Le rapport du Vérificateur général révèle des irrégularités majeures dans la gestion des marchés publics au sein de la Primature, totalisant des centaines de millions de FCFA. Des contrats de 126,6 millions FCFA ont été reconduits illégalement, sans respecter les procédures. Des retards dans l’exécution de marchés, représentant un manque à gagner de 1,5 million FCFA, n’ont pas été sanctionnés. Un soumissionnaire en conflit d’intérêt a obtenu un marché de 33,2 millions FCFA, tandis que des entreprises ont décroché des contrats de 444,6 millions FCFA grâce à de fausses preuves d’expérience. Enfin, des travaux incomplets, d’une valeur de 3,3 millions FCFA, ont été validés sans contrôle rigoureux. Le rapport met également en cause l’opacité dans la gestion de fonds alloués à la communication et aux missions. Une convention de maîtrise d’ouvrage déléguée a été signée en 2021 pour des activités sociales, prévoyait 45,8 millions FCFA pour des campagnes de communication.
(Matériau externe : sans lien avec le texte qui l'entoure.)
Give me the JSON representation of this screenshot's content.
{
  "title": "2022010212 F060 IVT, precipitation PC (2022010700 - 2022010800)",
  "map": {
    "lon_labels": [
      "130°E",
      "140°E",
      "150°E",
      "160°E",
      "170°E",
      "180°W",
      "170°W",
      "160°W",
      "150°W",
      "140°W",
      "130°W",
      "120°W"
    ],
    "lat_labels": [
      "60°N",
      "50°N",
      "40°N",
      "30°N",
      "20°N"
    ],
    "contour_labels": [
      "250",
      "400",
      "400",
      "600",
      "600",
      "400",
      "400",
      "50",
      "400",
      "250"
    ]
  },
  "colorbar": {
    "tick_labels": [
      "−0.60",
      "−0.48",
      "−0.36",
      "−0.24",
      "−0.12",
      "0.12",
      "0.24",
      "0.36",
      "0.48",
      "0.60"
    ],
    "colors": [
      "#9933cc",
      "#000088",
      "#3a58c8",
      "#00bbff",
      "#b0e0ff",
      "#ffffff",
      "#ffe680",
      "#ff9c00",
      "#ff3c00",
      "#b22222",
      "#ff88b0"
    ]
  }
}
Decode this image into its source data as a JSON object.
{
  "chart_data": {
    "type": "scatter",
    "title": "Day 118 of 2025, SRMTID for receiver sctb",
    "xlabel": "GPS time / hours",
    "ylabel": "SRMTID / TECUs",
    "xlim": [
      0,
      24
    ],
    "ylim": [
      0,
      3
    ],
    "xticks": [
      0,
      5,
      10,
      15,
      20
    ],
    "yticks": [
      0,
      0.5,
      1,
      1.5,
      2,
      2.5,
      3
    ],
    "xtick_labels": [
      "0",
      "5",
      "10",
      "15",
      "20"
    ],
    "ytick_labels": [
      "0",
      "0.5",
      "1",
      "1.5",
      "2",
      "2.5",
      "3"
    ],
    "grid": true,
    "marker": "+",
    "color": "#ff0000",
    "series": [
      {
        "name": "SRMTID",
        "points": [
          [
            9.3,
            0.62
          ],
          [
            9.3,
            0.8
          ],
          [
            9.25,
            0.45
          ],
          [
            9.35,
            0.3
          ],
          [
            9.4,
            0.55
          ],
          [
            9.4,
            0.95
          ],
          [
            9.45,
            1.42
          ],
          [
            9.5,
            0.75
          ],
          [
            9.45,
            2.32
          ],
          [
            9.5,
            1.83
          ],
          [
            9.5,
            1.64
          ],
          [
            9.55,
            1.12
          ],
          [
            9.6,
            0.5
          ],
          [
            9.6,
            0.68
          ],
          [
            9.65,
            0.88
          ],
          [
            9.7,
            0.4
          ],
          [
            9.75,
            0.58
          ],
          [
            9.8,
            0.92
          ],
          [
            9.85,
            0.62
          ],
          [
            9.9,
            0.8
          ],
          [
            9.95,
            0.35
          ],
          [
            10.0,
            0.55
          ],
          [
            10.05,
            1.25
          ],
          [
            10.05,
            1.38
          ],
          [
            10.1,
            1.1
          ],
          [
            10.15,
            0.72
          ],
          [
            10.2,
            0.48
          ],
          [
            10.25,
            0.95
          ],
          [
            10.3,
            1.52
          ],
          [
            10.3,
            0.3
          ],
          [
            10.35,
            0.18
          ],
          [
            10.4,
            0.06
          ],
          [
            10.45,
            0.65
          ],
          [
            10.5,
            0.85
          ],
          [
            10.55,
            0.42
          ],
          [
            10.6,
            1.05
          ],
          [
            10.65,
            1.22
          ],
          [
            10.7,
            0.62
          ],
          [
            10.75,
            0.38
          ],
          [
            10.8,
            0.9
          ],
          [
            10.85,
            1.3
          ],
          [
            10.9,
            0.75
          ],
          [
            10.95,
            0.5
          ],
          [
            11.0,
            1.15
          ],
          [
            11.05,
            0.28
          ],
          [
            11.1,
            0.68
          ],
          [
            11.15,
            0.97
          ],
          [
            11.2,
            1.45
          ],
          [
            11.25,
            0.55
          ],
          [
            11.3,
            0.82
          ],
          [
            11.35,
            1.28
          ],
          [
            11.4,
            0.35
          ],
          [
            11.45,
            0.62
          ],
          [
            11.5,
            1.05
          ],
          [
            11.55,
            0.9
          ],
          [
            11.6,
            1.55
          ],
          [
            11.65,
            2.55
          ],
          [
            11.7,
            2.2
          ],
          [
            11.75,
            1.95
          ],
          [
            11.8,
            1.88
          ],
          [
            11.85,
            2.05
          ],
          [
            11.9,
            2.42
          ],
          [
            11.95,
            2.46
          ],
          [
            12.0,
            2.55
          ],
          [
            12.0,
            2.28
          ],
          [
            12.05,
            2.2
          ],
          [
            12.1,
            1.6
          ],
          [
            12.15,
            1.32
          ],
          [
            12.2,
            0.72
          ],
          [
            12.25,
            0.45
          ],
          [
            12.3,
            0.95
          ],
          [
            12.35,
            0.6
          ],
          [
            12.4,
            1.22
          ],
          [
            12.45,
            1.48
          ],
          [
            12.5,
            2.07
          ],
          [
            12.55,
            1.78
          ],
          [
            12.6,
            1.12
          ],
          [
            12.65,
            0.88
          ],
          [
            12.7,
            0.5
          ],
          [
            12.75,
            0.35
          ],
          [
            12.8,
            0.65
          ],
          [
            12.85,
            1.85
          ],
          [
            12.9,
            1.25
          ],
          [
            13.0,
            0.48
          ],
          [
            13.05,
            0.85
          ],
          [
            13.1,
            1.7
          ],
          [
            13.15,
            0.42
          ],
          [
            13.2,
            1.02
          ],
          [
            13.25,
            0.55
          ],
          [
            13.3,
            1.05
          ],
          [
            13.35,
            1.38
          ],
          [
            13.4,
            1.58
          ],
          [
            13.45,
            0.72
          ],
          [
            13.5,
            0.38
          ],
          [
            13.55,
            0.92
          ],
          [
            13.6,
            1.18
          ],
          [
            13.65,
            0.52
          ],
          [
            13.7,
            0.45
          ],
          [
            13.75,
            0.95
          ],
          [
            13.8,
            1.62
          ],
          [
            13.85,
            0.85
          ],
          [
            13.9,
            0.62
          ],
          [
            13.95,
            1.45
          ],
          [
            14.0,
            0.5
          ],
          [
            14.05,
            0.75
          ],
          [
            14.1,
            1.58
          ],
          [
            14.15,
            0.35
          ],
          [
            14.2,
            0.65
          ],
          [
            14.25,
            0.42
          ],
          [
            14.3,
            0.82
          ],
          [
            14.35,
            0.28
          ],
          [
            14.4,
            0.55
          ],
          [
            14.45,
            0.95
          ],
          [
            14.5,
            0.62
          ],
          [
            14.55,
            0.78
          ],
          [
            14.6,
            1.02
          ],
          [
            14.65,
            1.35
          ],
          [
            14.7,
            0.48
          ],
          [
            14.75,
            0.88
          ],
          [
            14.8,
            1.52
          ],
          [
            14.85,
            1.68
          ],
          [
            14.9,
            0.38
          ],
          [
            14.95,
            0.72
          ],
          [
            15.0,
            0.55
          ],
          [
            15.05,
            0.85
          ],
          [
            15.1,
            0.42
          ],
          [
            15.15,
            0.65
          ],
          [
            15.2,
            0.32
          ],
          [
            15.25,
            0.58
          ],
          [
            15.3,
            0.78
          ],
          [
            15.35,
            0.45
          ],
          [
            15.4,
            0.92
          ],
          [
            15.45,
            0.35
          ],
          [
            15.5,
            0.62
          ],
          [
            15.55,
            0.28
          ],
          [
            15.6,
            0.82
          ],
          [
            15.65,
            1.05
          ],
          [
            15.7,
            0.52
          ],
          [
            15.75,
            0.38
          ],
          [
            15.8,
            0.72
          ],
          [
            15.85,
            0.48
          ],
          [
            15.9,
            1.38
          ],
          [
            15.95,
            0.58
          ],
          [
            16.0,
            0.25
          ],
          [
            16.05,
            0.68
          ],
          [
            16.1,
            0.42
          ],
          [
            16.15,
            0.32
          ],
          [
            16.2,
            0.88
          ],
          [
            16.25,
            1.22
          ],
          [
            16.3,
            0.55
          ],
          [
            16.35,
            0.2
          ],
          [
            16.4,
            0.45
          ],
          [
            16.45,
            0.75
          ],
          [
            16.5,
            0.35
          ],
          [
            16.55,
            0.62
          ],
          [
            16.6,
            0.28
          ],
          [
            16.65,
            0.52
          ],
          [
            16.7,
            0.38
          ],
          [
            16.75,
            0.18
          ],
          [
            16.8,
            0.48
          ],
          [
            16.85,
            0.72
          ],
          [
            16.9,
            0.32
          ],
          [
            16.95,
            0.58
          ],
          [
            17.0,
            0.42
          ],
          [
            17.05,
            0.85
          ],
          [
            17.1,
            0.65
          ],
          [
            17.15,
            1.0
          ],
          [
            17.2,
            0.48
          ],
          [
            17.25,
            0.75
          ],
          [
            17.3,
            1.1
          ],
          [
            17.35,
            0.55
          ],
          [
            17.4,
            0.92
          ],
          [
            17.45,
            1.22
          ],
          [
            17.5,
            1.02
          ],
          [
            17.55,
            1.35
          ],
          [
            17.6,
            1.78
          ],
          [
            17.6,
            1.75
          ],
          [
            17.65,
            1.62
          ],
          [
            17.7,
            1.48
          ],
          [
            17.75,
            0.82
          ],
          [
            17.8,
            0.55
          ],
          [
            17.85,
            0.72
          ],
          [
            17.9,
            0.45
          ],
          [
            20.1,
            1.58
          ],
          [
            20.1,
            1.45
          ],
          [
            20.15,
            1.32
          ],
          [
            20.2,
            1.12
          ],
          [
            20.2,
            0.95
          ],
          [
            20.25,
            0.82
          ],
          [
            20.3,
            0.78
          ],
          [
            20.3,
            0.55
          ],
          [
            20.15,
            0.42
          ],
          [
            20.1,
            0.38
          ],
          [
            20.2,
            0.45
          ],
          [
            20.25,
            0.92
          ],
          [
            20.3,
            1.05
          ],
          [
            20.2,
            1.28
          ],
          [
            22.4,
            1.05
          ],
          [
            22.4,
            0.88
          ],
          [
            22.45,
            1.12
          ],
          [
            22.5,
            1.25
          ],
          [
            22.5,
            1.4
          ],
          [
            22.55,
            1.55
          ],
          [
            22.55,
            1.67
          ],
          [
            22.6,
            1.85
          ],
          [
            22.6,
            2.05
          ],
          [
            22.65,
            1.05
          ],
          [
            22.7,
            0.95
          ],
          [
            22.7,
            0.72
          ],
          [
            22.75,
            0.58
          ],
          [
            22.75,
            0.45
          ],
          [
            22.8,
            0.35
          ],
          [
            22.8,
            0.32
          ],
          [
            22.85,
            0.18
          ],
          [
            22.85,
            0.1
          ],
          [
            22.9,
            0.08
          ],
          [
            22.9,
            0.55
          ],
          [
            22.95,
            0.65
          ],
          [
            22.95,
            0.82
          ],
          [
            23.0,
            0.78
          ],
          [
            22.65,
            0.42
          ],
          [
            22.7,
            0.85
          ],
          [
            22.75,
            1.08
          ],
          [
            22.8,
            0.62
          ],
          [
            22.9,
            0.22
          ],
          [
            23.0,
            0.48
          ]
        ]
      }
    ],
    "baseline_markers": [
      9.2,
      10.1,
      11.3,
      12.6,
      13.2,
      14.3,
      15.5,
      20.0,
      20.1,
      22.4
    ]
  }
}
Ces fonds, gérés par la DAF de la Primature et partiellement versés par l’AGETIER-Mali (26,3 millions FCFA en décembre 2022), n’ont fait l’objet d’aucune justification. De même, 10,7 millions FCFA de dépenses liées à des missions officielles restent sans pièces justificatives, renforçant les soupçons de mauvaise gestion.

Face à l’ampleur de ces manquements, le Bureau du Vérificateur général a saisi le président de la Section des Comptes de la Cour suprême et le procureur du Pôle national économique et financier. Cette démarche, qui pourrait déboucher sur des enquêtes judiciaires, vise à établir les responsabilités et à sanctionner les éventuelles malversations. Les accusations portent non seulement sur les dépenses injustifiées, mais aussi sur des pratiques systémiques qui fragilisent la confiance dans les institutions publiques.